Federal government offered the latest Canada post for union vote
Federal Job Minister Patty Hazdu said on Thursday that she was hoping to break the long -standing deadlock among the parties for one vote to deafen the latest proposals of the Canada Post.
He said that in a social media post, it is to give members of the Canadian Union of Postal Workers (CUPW) to vote on the proposals in a “public interest”, which the Canada Post said that its “final” proposals are there.
Hazdu said the Canada Industrial Relations Board would be directed to “vote as soon as possible”.
Cupw, which represents around 55,000 mail workers, has pushed back the idea of membership vote on the latest proposal. The Sangh accused the employer of “not being serious about meaningful arbitration” in a bulletin sent to members on Tuesday.
On June 4, Hajdu asked the parties to work on terms to force the arbitration-a process that would see a third-party effort to make a collective agreement.
The Canada Post has argued that the mediation would be very slow and on May 30 asked the federal government that the latest proposals would be kept in one vote instead.
In a media statement released on Thursday, Canada Post spokesman Lisa Liu said that the corporation welcomes the vote, “This will provide the employees to give voice and opportunity to vote on a new collective agreement at a important point in our history.”

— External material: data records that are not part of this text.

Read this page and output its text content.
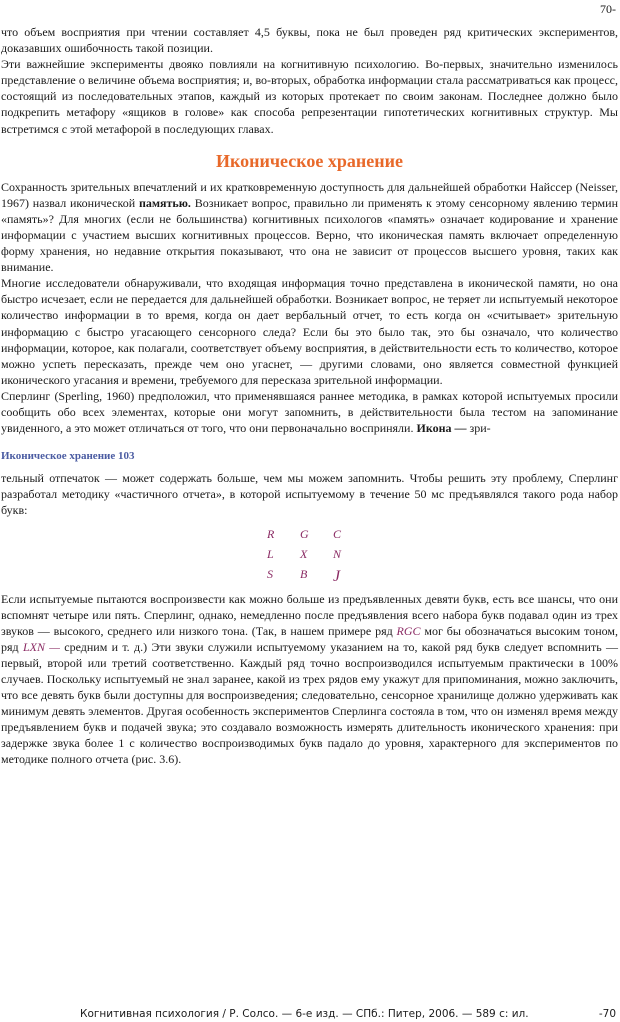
70-

что объем восприятия при чтении составляет 4,5 буквы, пока не был проведен ряд критических экспериментов, доказавших ошибочность такой позиции.

Эти важнейшие эксперименты двояко повлияли на когнитивную психологию. Во-первых, значительно изменилось представление о величине объема восприятия; и, во-вторых, обработка информации стала рассматриваться как процесс, состоящий из последовательных этапов, каждый из которых протекает по своим законам. Последнее должно было подкрепить метафору «ящиков в голове» как способа репрезентации гипотетических когнитивных структур. Мы встретимся с этой метафорой в последующих главах.

Иконическое хранение

Сохранность зрительных впечатлений и их кратковременную доступность для дальнейшей обработки Найссер (Neisser, 1967) назвал иконической памятью. Возникает вопрос, правильно ли применять к этому сенсорному явлению термин «память»? Для многих (если не большинства) когнитивных психологов «память» означает кодирование и хранение информации с участием высших когнитивных процессов. Верно, что иконическая память включает определенную форму хранения, но недавние открытия показывают, что она не зависит от процессов высшего уровня, таких как внимание.

Многие исследователи обнаруживали, что входящая информация точно представлена в иконической памяти, но она быстро исчезает, если не передается для дальнейшей обработки. Возникает вопрос, не теряет ли испытуемый некоторое количество информации в то время, когда он дает вербальный отчет, то есть когда он «считывает» зрительную информацию с быстро угасающего сенсорного следа? Если бы это было так, это бы означало, что количество информации, которое, как полагали, соответствует объему восприятия, в действительности есть то количество, которое можно успеть пересказать, прежде чем оно угаснет, — другими словами, оно является совместной функцией иконического угасания и времени, требуемого для пересказа зрительной информации.

Сперлинг (Sperling, 1960) предположил, что применявшаяся раннее методика, в рамках которой испытуемых просили сообщить обо всех элементах, которые они могут запомнить, в действительности была тестом на запоминание увиденного, а это может отличаться от того, что они первоначально восприняли. Икона — зри-

Иконическое хранение 103

тельный отпечаток — может содержать больше, чем мы можем запомнить. Чтобы решить эту проблему, Сперлинг разработал методику «частичного отчета», в которой испытуемому в течение 50 мс предъявлялся такого рода набор букв:

R	G	C
L	X	N
S	B	J

Если испытуемые пытаются воспроизвести как можно больше из предъявленных девяти букв, есть все шансы, что они вспомнят четыре или пять. Сперлинг, однако, немедленно после предъявления всего набора букв подавал один из трех звуков — высокого, среднего или низкого тона. (Так, в нашем примере ряд RGC мог бы обозначаться высоким тоном, ряд LXN — средним и т. д.) Эти звуки служили испытуемому указанием на то, какой ряд букв следует вспомнить — первый, второй или третий соответственно. Каждый ряд точно воспроизводился испытуемым практически в 100% случаев. Поскольку испытуемый не знал заранее, какой из трех рядов ему укажут для припоминания, можно заключить, что все девять букв были доступны для воспроизведения; следовательно, сенсорное хранилище должно удерживать как минимум девять элементов. Другая особенность экспериментов Сперлинга состояла в том, что он изменял время между предъявлением букв и подачей звука; это создавало возможность измерять длительность иконического хранения: при задержке звука более 1 с количество воспроизводимых букв падало до уровня, характерного для экспериментов по методике полного отчета (рис. 3.6).

Когнитивная психология / Р. Солсо. — 6-е изд. — СПб.: Питер, 2006. — 589 с: ил.	-70
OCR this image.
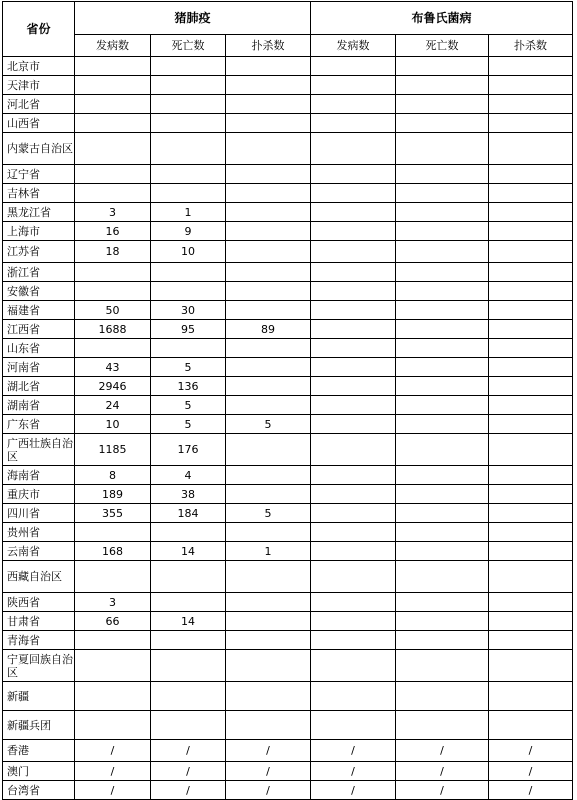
省份	猪肺疫			布鲁氏菌病		
	发病数	死亡数	扑杀数	发病数	死亡数	扑杀数
北京市						
天津市						
河北省						
山西省						
内蒙古自治区						
辽宁省						
吉林省						
黑龙江省	3	1				
上海市	16	9				
江苏省	18	10				
浙江省						
安徽省						
福建省	50	30				
江西省	1688	95	89			
山东省						
河南省	43	5				
湖北省	2946	136				
湖南省	24	5				
广东省	10	5	5			
广西壮族自治区	1185	176				
海南省	8	4				
重庆市	189	38				
四川省	355	184	5			
贵州省						
云南省	168	14	1			
西藏自治区						
陕西省	3					
甘肃省	66	14				
青海省						
宁夏回族自治区						
新疆						
新疆兵团						
香港	/	/	/	/	/	/
澳门	/	/	/	/	/	/
台湾省	/	/	/	/	/	/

“A interaction agreement between parties has always been a preferred route for an employee recommendation vote, although the parties remain in a major deadlock,” said Liu.
Door-to-door delivery recommended
Cupw has not yet offered comments on Thursday’s developments. The Sangh said in a bulletin on June 3 that “forcibly votes are a direct attack on the most basic rights of trade unions to represent their members.”
Union Bulletin said, “A forced vote would mean that in December 2024, the last minister of the previous Labor ‘, a few months after stopping our legal strike, launched another heavy government attack on our rights for collective bargaining.
Cupw is in a legal strike from May 23, but workers have not taken picket lines. Instead, the Sangh has opted for a national ban on overtime.
Canada Posts and its union have been talking on a new deal for workers for about one and a half years, while the financial plight of the postal service has increased.
The latest proposals made by Canada Post on May 28 include an increase of wages of more than 13 percent in four years and weekend mail service is planned to be kept in the institute, as well as with other structural changes with the objective of maintaining the postal service.
Those changes include the introduction of a core of part -time post workers with equal rates of salary and profit.
After the strike of last year’s holiday season, an Industrial Inquiry Commission established by the federal government found that the Canada Post was compulsory insolvency.
Commissioner William Coupon recommended daily door-to-door mail delivery and expansion of community mailbox among other measures to keep the postal service in business.